Frédéric Noir écrit sur ce point que le respect du confinement de la part de la population est très relatif… Ainsi, de nombreux Vietnamiens n’ont pas changé leurs habitudes. En revanche, tous ont un masque. Comme le souligne pour France Bleu Christophe Castellano, un habitant d’Aix-en-Provence coincé depuis le début du confinement à Saigon : « le port du masque est obligatoire partout depuis un mois et demi. Dans les rues je vois très peu d’européens et ceux que je vois sont les seuls à ne pas porter de masque ! Cela choque les Vietnamiens. Quand ils parlent de ce qu’il se passe en Europe, ils sont d’ailleurs sidérés de voir que personne ne porte de masques, pas même les policiers dans les rues. La situation est sous contrôle ici au Vietnam. C’est plus flippant quand je regarde les infos en France, c’est à se demander dans quel pays je vis ! »

Mais une surveillance accrue de la population

En France, la mise en place d’une application de “traçage numérique” permettant d’alerter les personnes ayant croisé une personne malade du coronavirus suscite des oppositions.

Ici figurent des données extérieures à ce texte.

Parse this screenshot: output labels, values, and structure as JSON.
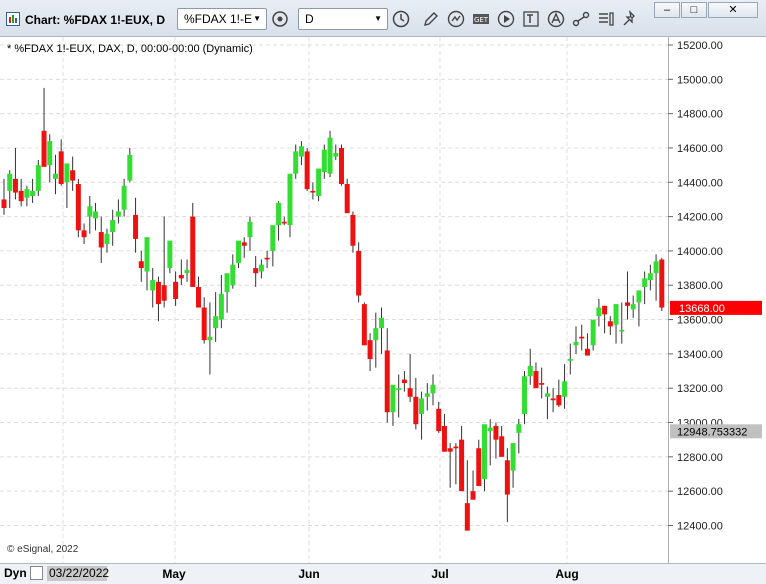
{
  "window": {
    "title": "Chart: %FDAX 1!-EUX, D"
  },
  "toolbar": {
    "symbol_value": "%FDAX 1!-E",
    "interval_value": "D",
    "icons": [
      "symbol-link-icon",
      "clock-icon",
      "pencil-icon",
      "replay-icon",
      "get-icon",
      "play-icon",
      "text-tool-icon",
      "alert-icon",
      "share-icon",
      "chart-list-icon",
      "pin-icon"
    ]
  },
  "window_controls": {
    "minimize": "–",
    "maximize": "□",
    "close": "✕"
  },
  "chart": {
    "subtitle": "* %FDAX 1!-EUX, DAX, D, 00:00-00:00 (Dynamic)",
    "credit": "© eSignal, 2022",
    "price_ticks": [
      "15200.00",
      "15000.00",
      "14800.00",
      "14600.00",
      "14400.00",
      "14200.00",
      "14000.00",
      "13800.00",
      "13600.00",
      "13400.00",
      "13200.00",
      "13000.00",
      "12800.00",
      "12600.00",
      "12400.00"
    ],
    "last_price_label": "13668.00",
    "crosshair_label": "12948.753332",
    "colors": {
      "up": "#33dd33",
      "down": "#ee1111",
      "grid": "#dcdcdc",
      "last_price_bg": "#ff0000",
      "crosshair_bg": "#c0c0c0"
    }
  },
  "bottom": {
    "mode_label": "Dyn",
    "date_value": "03/22/2022",
    "months": [
      "May",
      "Jun",
      "Jul",
      "Aug"
    ]
  },
  "chart_data": {
    "type": "candlestick",
    "ylim": [
      12250,
      15300
    ],
    "last_price": 13668,
    "crosshair_price": 12948.75,
    "candles": [
      [
        14300,
        14420,
        14210,
        14250
      ],
      [
        14350,
        14470,
        14250,
        14450
      ],
      [
        14420,
        14600,
        14300,
        14340
      ],
      [
        14350,
        14420,
        14260,
        14290
      ],
      [
        14310,
        14380,
        14260,
        14360
      ],
      [
        14320,
        14420,
        14280,
        14350
      ],
      [
        14350,
        14530,
        14320,
        14500
      ],
      [
        14700,
        14950,
        14620,
        14490
      ],
      [
        14500,
        14680,
        14400,
        14640
      ],
      [
        14420,
        14560,
        14330,
        14450
      ],
      [
        14580,
        14650,
        14380,
        14390
      ],
      [
        14400,
        14480,
        14250,
        14510
      ],
      [
        14470,
        14550,
        14350,
        14410
      ],
      [
        14390,
        14420,
        14080,
        14120
      ],
      [
        14120,
        14160,
        14040,
        14080
      ],
      [
        14200,
        14320,
        14100,
        14260
      ],
      [
        14190,
        14280,
        14120,
        14230
      ],
      [
        14110,
        14200,
        13930,
        14020
      ],
      [
        14040,
        14130,
        13990,
        14100
      ],
      [
        14110,
        14240,
        14030,
        14180
      ],
      [
        14200,
        14300,
        14160,
        14230
      ],
      [
        14240,
        14420,
        14200,
        14380
      ],
      [
        14410,
        14600,
        14400,
        14560
      ],
      [
        14210,
        14310,
        13990,
        14070
      ],
      [
        13940,
        14000,
        13820,
        13900
      ],
      [
        13880,
        14050,
        13770,
        14080
      ],
      [
        13770,
        13900,
        13670,
        13830
      ],
      [
        13820,
        13850,
        13590,
        13690
      ],
      [
        13800,
        14200,
        13670,
        13710
      ],
      [
        13900,
        14040,
        13870,
        14060
      ],
      [
        13820,
        13880,
        13680,
        13720
      ],
      [
        13860,
        13950,
        13800,
        13840
      ],
      [
        13870,
        13950,
        13820,
        13890
      ],
      [
        14200,
        14280,
        13810,
        13790
      ],
      [
        13790,
        13850,
        13690,
        13670
      ],
      [
        13670,
        13730,
        13460,
        13480
      ],
      [
        13480,
        13700,
        13280,
        13500
      ],
      [
        13550,
        13760,
        13470,
        13620
      ],
      [
        13600,
        13860,
        13550,
        13750
      ],
      [
        13760,
        13860,
        13640,
        13870
      ],
      [
        13800,
        13980,
        13780,
        13920
      ],
      [
        13930,
        14020,
        13900,
        14060
      ],
      [
        14050,
        14080,
        13960,
        14030
      ],
      [
        14080,
        14200,
        14000,
        14170
      ],
      [
        13900,
        13970,
        13790,
        13870
      ],
      [
        13880,
        13950,
        13840,
        13920
      ],
      [
        13960,
        14000,
        13900,
        13950
      ],
      [
        14000,
        14120,
        13910,
        14150
      ],
      [
        14150,
        14290,
        14060,
        14280
      ],
      [
        14170,
        14200,
        14150,
        14160
      ],
      [
        14150,
        14380,
        14080,
        14450
      ],
      [
        14450,
        14620,
        14420,
        14580
      ],
      [
        14550,
        14640,
        14500,
        14610
      ],
      [
        14580,
        14600,
        14350,
        14360
      ],
      [
        14350,
        14400,
        14300,
        14340
      ],
      [
        14320,
        14370,
        14290,
        14480
      ],
      [
        14460,
        14620,
        14420,
        14590
      ],
      [
        14450,
        14700,
        14430,
        14660
      ],
      [
        14550,
        14620,
        14530,
        14570
      ],
      [
        14600,
        14620,
        14380,
        14390
      ],
      [
        14390,
        14420,
        14250,
        14220
      ],
      [
        14210,
        14230,
        13990,
        14030
      ],
      [
        14000,
        14050,
        13700,
        13740
      ],
      [
        13690,
        13700,
        13480,
        13450
      ],
      [
        13480,
        13520,
        13300,
        13370
      ],
      [
        13480,
        13640,
        13320,
        13550
      ],
      [
        13550,
        13670,
        13400,
        13610
      ],
      [
        13420,
        13550,
        13000,
        13060
      ],
      [
        13060,
        13200,
        12980,
        13220
      ],
      [
        13190,
        13280,
        13030,
        13200
      ],
      [
        13250,
        13300,
        13180,
        13230
      ],
      [
        13200,
        13400,
        13120,
        13150
      ],
      [
        13150,
        13260,
        12960,
        12990
      ],
      [
        13050,
        13180,
        12900,
        13140
      ],
      [
        13150,
        13230,
        13070,
        13170
      ],
      [
        13170,
        13280,
        13100,
        13220
      ],
      [
        13080,
        13120,
        12940,
        12950
      ],
      [
        12980,
        13050,
        12830,
        12830
      ],
      [
        12850,
        12880,
        12620,
        12830
      ],
      [
        12860,
        12880,
        12640,
        12850
      ],
      [
        12900,
        12980,
        12650,
        12600
      ],
      [
        12530,
        12780,
        12370,
        12370
      ],
      [
        12600,
        12720,
        12590,
        12550
      ],
      [
        12850,
        12900,
        12630,
        12630
      ],
      [
        12670,
        12900,
        12600,
        12990
      ],
      [
        12950,
        13020,
        12750,
        12970
      ],
      [
        12980,
        13000,
        12790,
        12900
      ],
      [
        12920,
        12980,
        12800,
        12800
      ],
      [
        12780,
        12850,
        12420,
        12580
      ],
      [
        12720,
        12830,
        12620,
        12880
      ],
      [
        12940,
        13020,
        12820,
        12990
      ],
      [
        13050,
        13300,
        12990,
        13270
      ],
      [
        13270,
        13430,
        13220,
        13330
      ],
      [
        13300,
        13350,
        13230,
        13200
      ],
      [
        13230,
        13320,
        13140,
        13220
      ],
      [
        13150,
        13210,
        13020,
        13170
      ],
      [
        13140,
        13200,
        13060,
        13130
      ],
      [
        13160,
        13250,
        13090,
        13100
      ],
      [
        13150,
        13340,
        13080,
        13240
      ],
      [
        13360,
        13460,
        13280,
        13370
      ],
      [
        13450,
        13560,
        13400,
        13470
      ],
      [
        13500,
        13570,
        13420,
        13490
      ],
      [
        13430,
        13520,
        13400,
        13390
      ],
      [
        13450,
        13570,
        13420,
        13600
      ],
      [
        13620,
        13720,
        13560,
        13670
      ],
      [
        13680,
        13680,
        13520,
        13630
      ],
      [
        13590,
        13620,
        13510,
        13560
      ],
      [
        13570,
        13680,
        13460,
        13690
      ],
      [
        13530,
        13700,
        13460,
        13540
      ],
      [
        13700,
        13880,
        13600,
        13680
      ],
      [
        13660,
        13740,
        13610,
        13690
      ],
      [
        13700,
        13760,
        13560,
        13770
      ],
      [
        13790,
        13880,
        13690,
        13840
      ],
      [
        13830,
        13920,
        13770,
        13870
      ],
      [
        13870,
        13980,
        13710,
        13940
      ],
      [
        13950,
        13960,
        13650,
        13670
      ]
    ]
  }
}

Le Premier ministre Edouard Philippe souhaite un débat à l’Assemblée sur le sujet. Au Vietnam, la surveillance de la population est vécue de manière positive. À propos de sa mise en isolement, Frédéric Noir précise toutefois : « on a installé une caméra devant ma porte pour être sûr que je ne sorte pas. »

Un suivi rendu possible par « le strict quadrillage de la société et la surveillance de la population pratiqué par la police et les cellules du parti », souligne Benoît de Tréglodé, de l’Institut de recherche stratégique de l’école militaire et spécialiste du Vietnam. Une « forte intrusion dans la sphère individuelle qui ne constitue pas un enjeu politique dans ce pays à régime autoritaire », ajout-il, précisant que ce traçage « s’accompagne d’une politique de dénonciation publique des individus fautifs et, le cas échéant, d’un emprisonnement immédiat ». Une application mobile, NCOVI, a été lancée le 10 mars, pour inciter chacun à signaler sa condition sanitaire et être suivi en cas de contact avec une personne infectée. Une surveillance qui choque en occident. Du côté vietnamien, c’est la désinvolture affichée en Europe par les habitants au début la crise qui a fortement choqué.